Upper GI tract disease: Upper GI tract disease (chronic gastritis and/or gastroesophageal reflux disease) did not impact the pharmacokinetics of semaglutide in a clinically relevant manner. The pharmacokinetics were evaluated in patients with type 2 diabetes with or without upper GI tract disease dosed for 10 consecutive days with once-daily doses of semaglutide. This was also shown for subjects with type 2 diabetes and upper GI tract disease based on data from phase 3a studies.
Paediatric population: Semaglutide has not been studied in paediatric patients.
Toxicology: Preclinical safety data: Non-clinical data reveal no special hazard for humans based on conventional studies of safety pharmacology, repeated dose toxicity or genotoxicity.
Non-lethal thyroid C-cell tumours observed in rodents are a class effect for GLP-1 receptor agonists. In 2-year carcinogenicity studies in rats and mice, semaglutide caused thyroid C-cell tumours at clinically relevant exposures. No other treatment-related tumours were observed. The rodent C-cell tumours are caused by a non-genotoxic, specific GLP-1 receptor mediated mechanism to which rodents are particularly sensitive. The relevance for humans is considered to be low, but cannot be completely excluded.
In fertility studies in rats, semaglutide did not affect mating performance or male fertility. In female rats, an increase in oestrous cycle length and a small reduction in corpora lutea (ovulations) were observed at doses associated with maternal body weight loss.

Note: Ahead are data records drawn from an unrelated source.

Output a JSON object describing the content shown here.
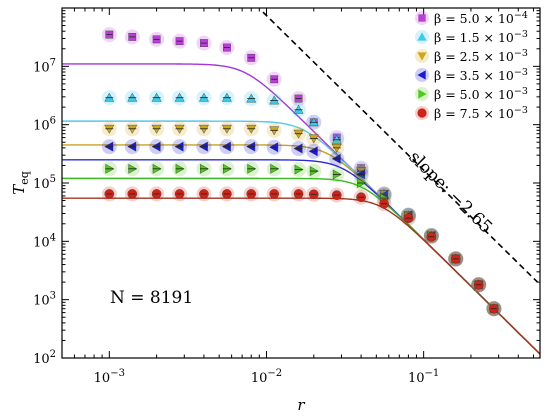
{
  "chart_data": {
    "type": "scatter",
    "xlabel": "r",
    "ylabel": "T",
    "ylabel_sub": "eq",
    "xscale": "log",
    "yscale": "log",
    "xlim": [
      0.0005,
      0.55
    ],
    "ylim": [
      100,
      100000000
    ],
    "x_tick_labels": [
      {
        "value": 0.001,
        "base": "10",
        "exp": "−3"
      },
      {
        "value": 0.01,
        "base": "10",
        "exp": "−2"
      },
      {
        "value": 0.1,
        "base": "10",
        "exp": "−1"
      }
    ],
    "y_tick_labels": [
      {
        "value": 100,
        "base": "10",
        "exp": "2"
      },
      {
        "value": 1000,
        "base": "10",
        "exp": "3"
      },
      {
        "value": 10000,
        "base": "10",
        "exp": "4"
      },
      {
        "value": 100000,
        "base": "10",
        "exp": "5"
      },
      {
        "value": 1000000,
        "base": "10",
        "exp": "6"
      },
      {
        "value": 10000000,
        "base": "10",
        "exp": "7"
      }
    ],
    "legend_position": "top-right",
    "annotations": {
      "n_label": "N = 8191",
      "slope_label": "slope: −2.65",
      "slope_value": -2.65
    },
    "x": [
      0.001,
      0.0014,
      0.002,
      0.0028,
      0.004,
      0.0056,
      0.008,
      0.0112,
      0.016,
      0.02,
      0.028,
      0.04,
      0.056,
      0.08,
      0.112,
      0.16,
      0.224,
      0.28
    ],
    "series": [
      {
        "name": "β = 5.0 × 10⁻⁴",
        "legend_prefix": "β = 5.0 × 10",
        "legend_exp": "−4",
        "marker": "square",
        "color": "#b93fd6",
        "line_color": "#a236d8",
        "plateau": 11000000,
        "values": [
          35000000,
          32000000,
          29000000,
          27000000,
          25000000,
          21000000,
          14000000,
          6000000,
          2800000,
          1100000,
          600000,
          180000,
          65000,
          28000,
          12500,
          5000,
          1800,
          700
        ]
      },
      {
        "name": "β = 1.5 × 10⁻³",
        "legend_prefix": "β = 1.5 × 10",
        "legend_exp": "−3",
        "marker": "triangle-up",
        "color": "#3ec8ea",
        "line_color": "#55c8ec",
        "plateau": 1150000,
        "values": [
          2900000,
          2900000,
          2900000,
          2900000,
          2900000,
          2900000,
          2800000,
          2600000,
          1800000,
          1100000,
          550000,
          170000,
          65000,
          28000,
          12500,
          5000,
          1800,
          700
        ]
      },
      {
        "name": "β = 2.5 × 10⁻³",
        "legend_prefix": "β = 2.5 × 10",
        "legend_exp": "−3",
        "marker": "triangle-down",
        "color": "#cfa71c",
        "line_color": "#caa023",
        "plateau": 450000,
        "values": [
          850000,
          850000,
          850000,
          850000,
          850000,
          850000,
          850000,
          800000,
          700000,
          580000,
          400000,
          160000,
          65000,
          28000,
          12500,
          5000,
          1800,
          700
        ]
      },
      {
        "name": "β = 3.5 × 10⁻³",
        "legend_prefix": "β = 3.5 × 10",
        "legend_exp": "−3",
        "marker": "triangle-left",
        "color": "#1c1ad1",
        "line_color": "#2b2bd8",
        "plateau": 250000,
        "values": [
          420000,
          420000,
          420000,
          420000,
          420000,
          420000,
          420000,
          410000,
          390000,
          350000,
          260000,
          140000,
          62000,
          28000,
          12500,
          5000,
          1800,
          700
        ]
      },
      {
        "name": "β = 5.0 × 10⁻³",
        "legend_prefix": "β = 5.0 × 10",
        "legend_exp": "−3",
        "marker": "triangle-right",
        "color": "#50c91c",
        "line_color": "#3aba23",
        "plateau": 120000,
        "values": [
          175000,
          175000,
          175000,
          175000,
          175000,
          175000,
          175000,
          175000,
          170000,
          160000,
          140000,
          100000,
          55000,
          27000,
          12500,
          5000,
          1800,
          700
        ]
      },
      {
        "name": "β = 7.5 × 10⁻³",
        "legend_prefix": "β = 7.5 × 10",
        "legend_exp": "−3",
        "marker": "circle",
        "color": "#cc2418",
        "line_color": "#a33520",
        "plateau": 55000,
        "values": [
          65000,
          65000,
          65000,
          65000,
          65000,
          65000,
          65000,
          65000,
          65000,
          64000,
          62000,
          57000,
          44000,
          25000,
          12000,
          5000,
          1800,
          700
        ]
      }
    ]
  }
}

In embryo-foetal development studies in rats, semaglutide caused embryotoxicity below clinically relevant exposures. Semaglutide caused marked reductions in maternal body weight and reductions in embryonic survival and growth. In foetuses, major skeletal and visceral malformations were observed, including effects on long bones, ribs, vertebrae, tail, blood vessels and brain ventricles. Mechanistic evaluations indicated that the embryotoxicity involved a GLP-1 receptor mediated impairment of the nutrient supply to the embryo across the rat yolk sac. Due to species differences in yolk sac anatomy and function, and due to the lack of GLP-1 receptor expression in the yolk sac of non-human primates, this mechanism is considered unlikely to be of relevance to humans. However, a direct effect of semaglutide on the foetus cannot be excluded.
In developmental toxicity studies in rabbits and cynomolgus monkeys, increased pregnancy loss and slightly increased incidence of foetal abnormalities were observed at clinically relevant exposures. The findings coincided with marked maternal body weight loss of up to 16%. Whether these effects are related to the decreased maternal food consumption as a direct GLP-1 effect is unknown.
Postnatal growth and development were evaluated in cynomolgus monkeys. Infants were slightly smaller at delivery, but recovered during the lactation period.
In juvenile rats, semaglutide caused delayed sexual maturation in both males and females. These delays had no impact upon fertility and reproductive capacity of either sex, or on the ability of the females to maintain pregnancy.